Com a despedida de Teuda Bara, ícone do Grupo Galpão e das artes, fãs, amigos e admiradores começaram a relembrar a trajetória da artista. Em uma de suas entrevistas mais marcantes, no programa Papo com Elias, de Elias Santos, Teuda desfilou histórias com a mesma irreverência que levava aos palcos. A entrevista revela uma trajetória que mistura política, humor e uma entrega visceral à cena. Relembre os principais pontos e assista!
‘Chacrete’ comunista
O convite de Abelardo Barbosa, o Chacrinha, para que ela fosse uma de suas chacretes em pleno regime militar, tornou-se uma de suas anedotas mais famosas. Teuda relembrou que, na época, cursava Ciências Sociais na Fafich e estava na plateia de uma palestra do “Velho Guerreiro”. Após o evento, em uma mesa de bar, ele fez a proposta, e ela respondeu com franqueza: “Sou comunista demais para ser chacrete”. Para Teuda, o convite era impensável: “Eu não ia de jeito nenhum”.
O tédio acadêmico e as primeiras cenas
A transição para o teatro aconteceu como um refúgio da “chatura” da linguagem acadêmica. Teuda confessou: “Tava estudando ciências sociais e de saco cheio com aquela linguagem teórica… ética protestante o espírito capitalista o livro do merda meu Deus”.
Para fugir da teoria, ela começou a improvisar cenas nos corredores da faculdade. Em uma das intervenções, ela se vestiu de mendiga para atuar dentro das salas de aula: “Os professores adoravam”. Pouco depois, decidiu largar a faculdade para se dedicar integralmente à arte: “Vou sair disso aqui.
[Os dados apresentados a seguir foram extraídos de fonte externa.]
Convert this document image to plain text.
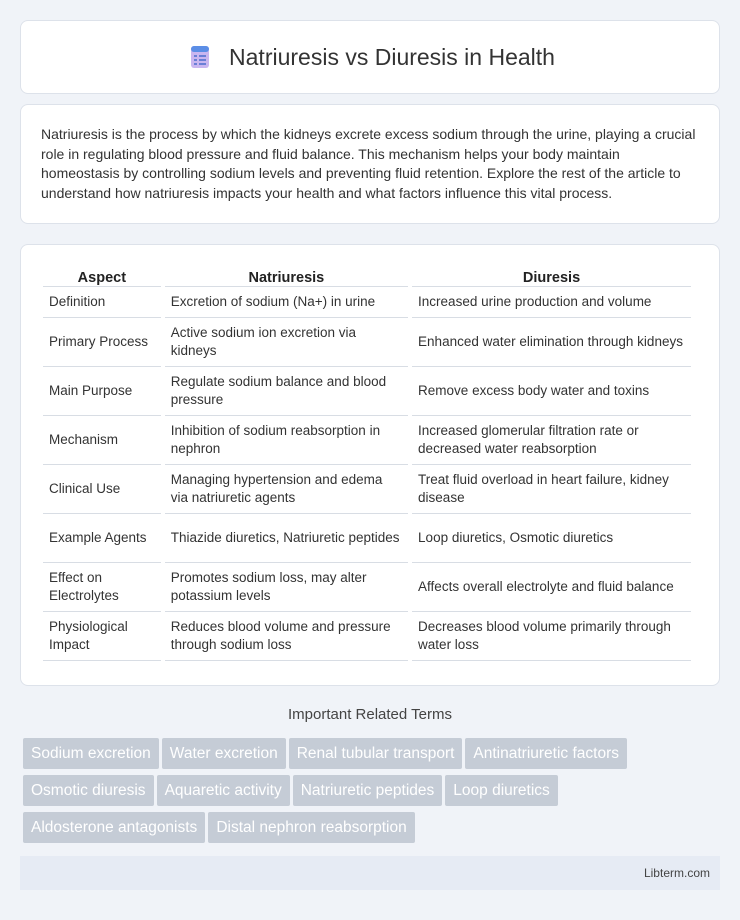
Natriuresis vs Diuresis in Health

Natriuresis is the process by which the kidneys excrete excess sodium through the urine, playing a crucial role in regulating blood pressure and fluid balance. This mechanism helps your body maintain homeostasis by controlling sodium levels and preventing fluid retention. Explore the rest of the article to understand how natriuresis impacts your health and what factors influence this vital process.

Aspect	Natriuresis	Diuresis
Definition	Excretion of sodium (Na+) in urine	Increased urine production and volume
Primary Process	Active sodium ion excretion via kidneys	Enhanced water elimination through kidneys
Main Purpose	Regulate sodium balance and blood pressure	Remove excess body water and toxins
Mechanism	Inhibition of sodium reabsorption in nephron	Increased glomerular filtration rate or decreased water reabsorption
Clinical Use	Managing hypertension and edema via natriuretic agents	Treat fluid overload in heart failure, kidney disease
Example Agents	Thiazide diuretics, Natriuretic peptides	Loop diuretics, Osmotic diuretics
Effect on Electrolytes	Promotes sodium loss, may alter potassium levels	Affects overall electrolyte and fluid balance
Physiological Impact	Reduces blood volume and pressure through sodium loss	Decreases blood volume primarily through water loss
Important Related Terms
Sodium excretion Water excretion Renal tubular transport Antinatriuretic factors
Osmotic diuresis Aquaretic activity Natriuretic peptides Loop diuretics
Aldosterone antagonists Distal nephron reabsorption
Libterm.com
Larguei a faculdade e falei: Vou fazer teatro”.
Nascimento do Grupo Galpão
O Galpão surgiu sob a influência de diretores alemães que trouxeram métodos rigorosos para Belo Horizonte. Teuda recordou que a filosofia era de exaustão: “Eles falavam que o corpo só tá pronto para criar quando ele tá exausto”.
Na primeira peça de rua do grupo, a proposta era que Teuda fosse a noiva, mas o figurino de um baú antigo impôs outra realidade: “O vestido não cabia… aí eu virei o pai da noiva botei bigode cartola”. O grupo aprendeu técnicas circenses e de rua na prática: “Começam a ensinar pra gente técnica de teatro de rua, andar de perna de pau, soprar fogo”.
Experiência no Cirque du Soleil
Após o sucesso internacional de Romeu e Julieta, onde interpretava a Ama — personagem que ela amava por se considerar uma pessoa “romântica” —, Teuda foi convidada para o Cirque du Soleil. Na audição, ela manteve sua autenticidade frente aos atletas olímpicos: “Fiz tudo que vocês pediram… aquela uma estrela muito da safada mas é o que eu dou conta”.
Durante dois anos e meio em Las Vegas, ela enfrentou o medo das alturas: “Eu tive [medo], mas eu tinha que vencer esse medo”. Ela subia a sete metros de altura carregando dois peixes cenográficos, presa por um cabo fino: “Subia por um cordão que era da grossura de um cadarço… mas era de aço”.
Visão sobre envelhecimento e sociedade
Teuda sempre foi uma voz ativa contra padrões estéticos e a favor da liberdade. Sobre procedimentos de beleza, foi enfática: “Não quero não… minhas cicatrizes são minhas e eu quero ter minhas rugas”. Ela criticava duramente a chamada harmonização facial: “Desarmonização facial, isso não é harmonização… aquilo vai nem que me pagar caro”.
Sobre o envelhecimento e a acessibilidade, ela relatou as dificuldades de mobilidade que enfrentava: “Se eu subir uma escada… eu tenho que subir da cadeira de roda três quatro pessoas para subir a escadaria comigo porque não tem elevador”. Por vezes, confessou sentir-se um fardo pela falta de estrutura urbana: “A gente fica parecendo um peso pra sociedade… eu tô me sentindo um peso”.
Política e o ‘Coffee Shop da Savassi’
Defensora da legalização da maconha, tanto para uso medicinal quanto industrial, ela imaginava um futuro empreendedor em Belo Horizonte: “Se legalizasse eu ia abrir um cof shop da Savassi, empreendedora, ia ficar lá fumando e enrolando e vendendo e contando os casos”. Para ela, a planta é injustamente condenada: “É uma planta maravilhosa que eles condenam… por bobagem”.
Teuda Bara encerrou a entrevista reafirmando sua fé, uma crença na força superior e na conexão com a arte que a manteve vibrante até o fim.